In John 5, Jesus heals a man who had been disabled for 38 years. And He does it on the Sabbath. The religious leaders are furious—not because a man has been restored, but because the healing happened outside their rules, their timing, and their expectations. And Jesus responds with a sentence that shakes everything: “My Father is always at his work to this very day, and I too am working.” (John 5:17) That one sentence reframes everything. “Because if Jesus is working… then God is working.” “God is still at work—even now.”

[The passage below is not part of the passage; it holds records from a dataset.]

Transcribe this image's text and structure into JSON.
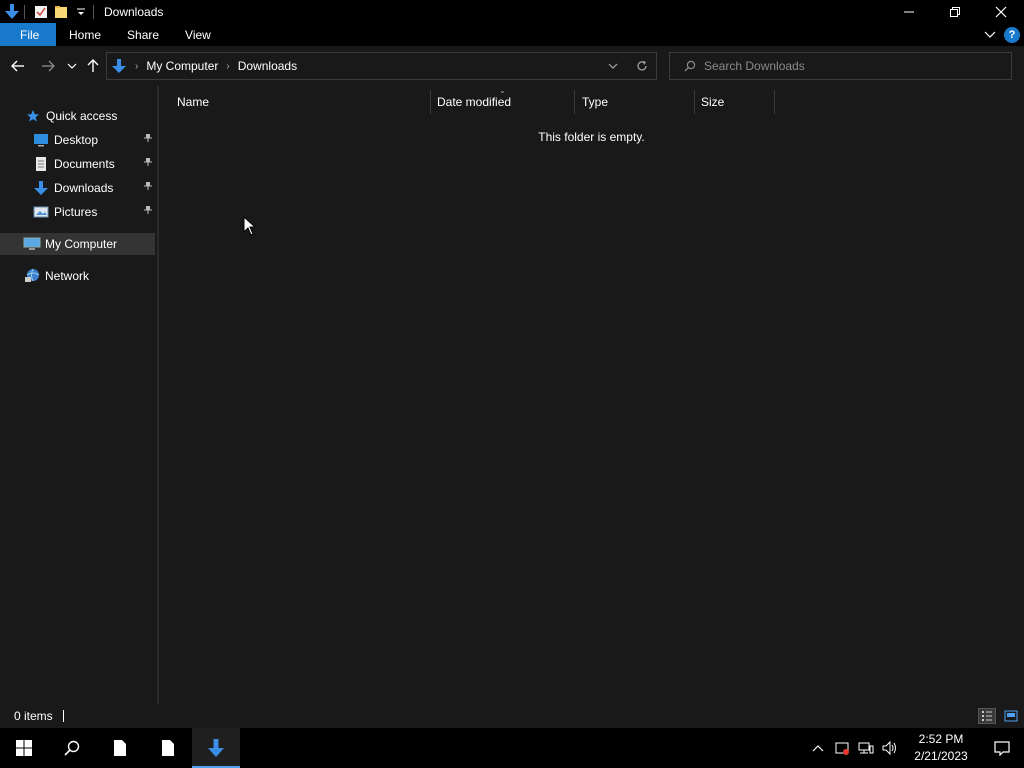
{
  "window": {
    "title": "Downloads",
    "controls": {
      "minimize": "—",
      "restore": "❐",
      "close": "✕"
    }
  },
  "ribbon": {
    "tabs": [
      "File",
      "Home",
      "Share",
      "View"
    ],
    "help": "?"
  },
  "address": {
    "crumbs": [
      "My Computer",
      "Downloads"
    ],
    "search_placeholder": "Search Downloads"
  },
  "nav": {
    "quick_access": "Quick access",
    "items": [
      {
        "label": "Desktop",
        "icon": "desktop-icon",
        "pinned": true
      },
      {
        "label": "Documents",
        "icon": "documents-icon",
        "pinned": true
      },
      {
        "label": "Downloads",
        "icon": "downloads-icon",
        "pinned": true
      },
      {
        "label": "Pictures",
        "icon": "pictures-icon",
        "pinned": true
      }
    ],
    "my_computer": "My Computer",
    "network": "Network"
  },
  "content": {
    "columns": [
      "Name",
      "Date modified",
      "Type",
      "Size"
    ],
    "empty_message": "This folder is empty."
  },
  "status": {
    "items_count": "0 items"
  },
  "taskbar": {
    "time": "2:52 PM",
    "date": "2/21/2023"
  },
  "colors": {
    "accent": "#1979ca",
    "background": "#191919",
    "chrome": "#000000",
    "selected": "#333333"
  }
}
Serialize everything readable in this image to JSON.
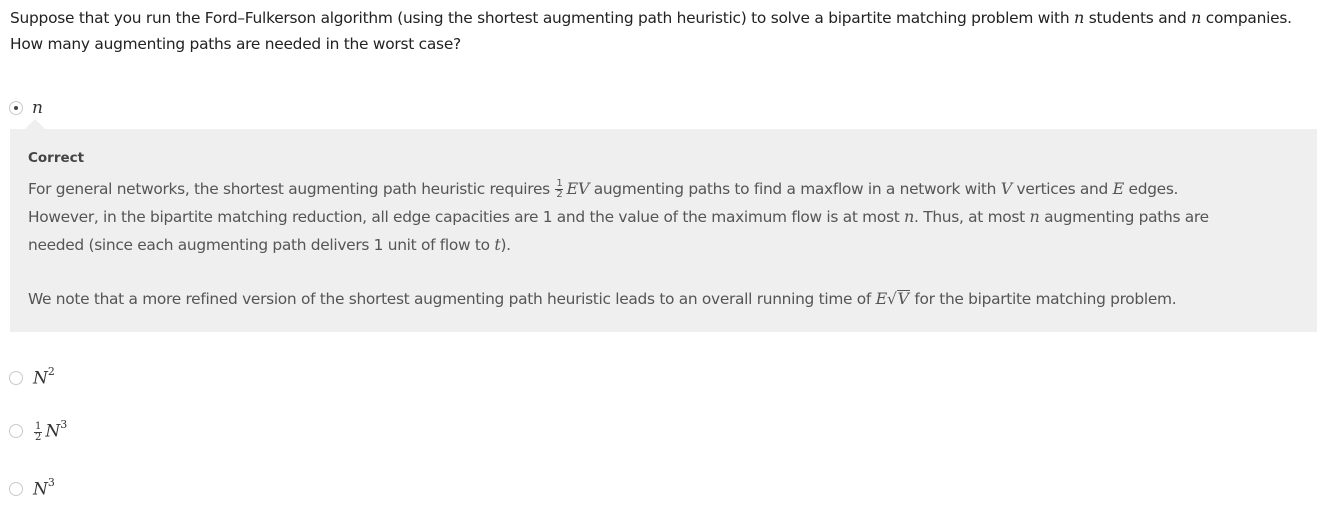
{
  "question": {
    "part1": "Suppose that you run the Ford–Fulkerson algorithm (using the shortest augmenting path heuristic) to solve a bipartite matching problem with ",
    "var1": "n",
    "part2": " students and ",
    "var2": "n",
    "part3": " companies.",
    "part4": "How many augmenting paths are needed in the worst case?"
  },
  "options": [
    {
      "label": "n",
      "selected": true
    },
    {
      "base": "N",
      "exp": "2",
      "selected": false
    },
    {
      "frac_num": "1",
      "frac_den": "2",
      "base": "N",
      "exp": "3",
      "selected": false
    },
    {
      "base": "N",
      "exp": "3",
      "selected": false
    }
  ],
  "feedback": {
    "title": "Correct",
    "p1": {
      "t1": "For general networks, the shortest augmenting path heuristic requires ",
      "frac_num": "1",
      "frac_den": "2",
      "m1": "EV",
      "t2": " augmenting paths to find a maxflow in a network with ",
      "m2": "V",
      "t3": " vertices and ",
      "m3": "E",
      "t4": " edges.",
      "t5": "However, in the bipartite matching reduction, all edge capacities are 1 and the value of the maximum flow is at most ",
      "m4": "n",
      "t6": ". Thus, at most ",
      "m5": "n",
      "t7": " augmenting paths are",
      "t8": "needed (since each augmenting path delivers 1 unit of flow to ",
      "m6": "t",
      "t9": ")."
    },
    "p2": {
      "t1": "We note that a more refined version of the shortest augmenting path heuristic leads to an overall running time of ",
      "m1": "E",
      "sqrt_sign": "√",
      "sqrt_body": "V",
      "t2": " for the bipartite matching problem."
    }
  },
  "colors": {
    "feedback_bg": "#efefef",
    "text": "#222222",
    "feedback_text": "#555555",
    "radio_border": "#c9c9c9"
  }
}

1. God Never Stopped Working

The leaders believed God rested on the seventh day—and therefore stopped working. Jesus says, No. God rested from creation, but He never rested from redemption. God didn’t stop sustaining life. God didn’t stop healing. God didn’t stop restoring broken people. And here’s the gentle conviction for us: Sometimes we assume God is finished simply because we are tired of waiting.
But Advent reminds us: Waiting does not mean God is inactive. Jesus healed on the Sabbath. He worked when people thought God should be resting. And then He says something even more unsettling: “I only do what I see the Father doing.” In other words: If Jesus is working, God is working. That means God’s activity isn’t confined to religious spaces. Not just the Temple. Not just the synagogue.
Not just the places we expect.“ God didn’t heal him in the Temple. God healed him beside a pool—where broken people gathered because they had nowhere else to go.” God was working beside a pool. Among the broken. In the overlooked spaces. And sometimes that challenges us—because we like God predictable, contained, and manageable. But Advent tells us God doesn’t stay boxed in. The leaders understood exactly what Jesus was claiming.
By calling God His Father, Jesus was saying something radical: God looks like Me. That is the heart of Christianity. “If you’ve seen Me, you’ve seen the Father.” “No one has ever seen God, but the one and only Son… has made Him known.” (John 1:18) If you want to know how God works— Look at Jesus. How He loves. How He heals. How He moves toward the hurting. How He never gives up on people others have written off. That is what God is like.
“So stop assuming God is finished.” “Finished with your faith. Finished with your healing. Finished with your calling. Finished with you.” “God is still at work—even now.”

So here is the Advent invitation:

Stop assuming God is finished. Finished with your faith. Finished with your healing. Finished with your calling. Finished with this church. Finished with you. Jesus never stops working. Not loudly always. Not quickly always. But faithfully. The people in the Christmas story didn’t understand what God was doing—but they trusted that He was doing something. Advent invites us to do the same. You may not know what God is up to. But you can trust that He is up to something. Because the same God who came in a manger is still at work today.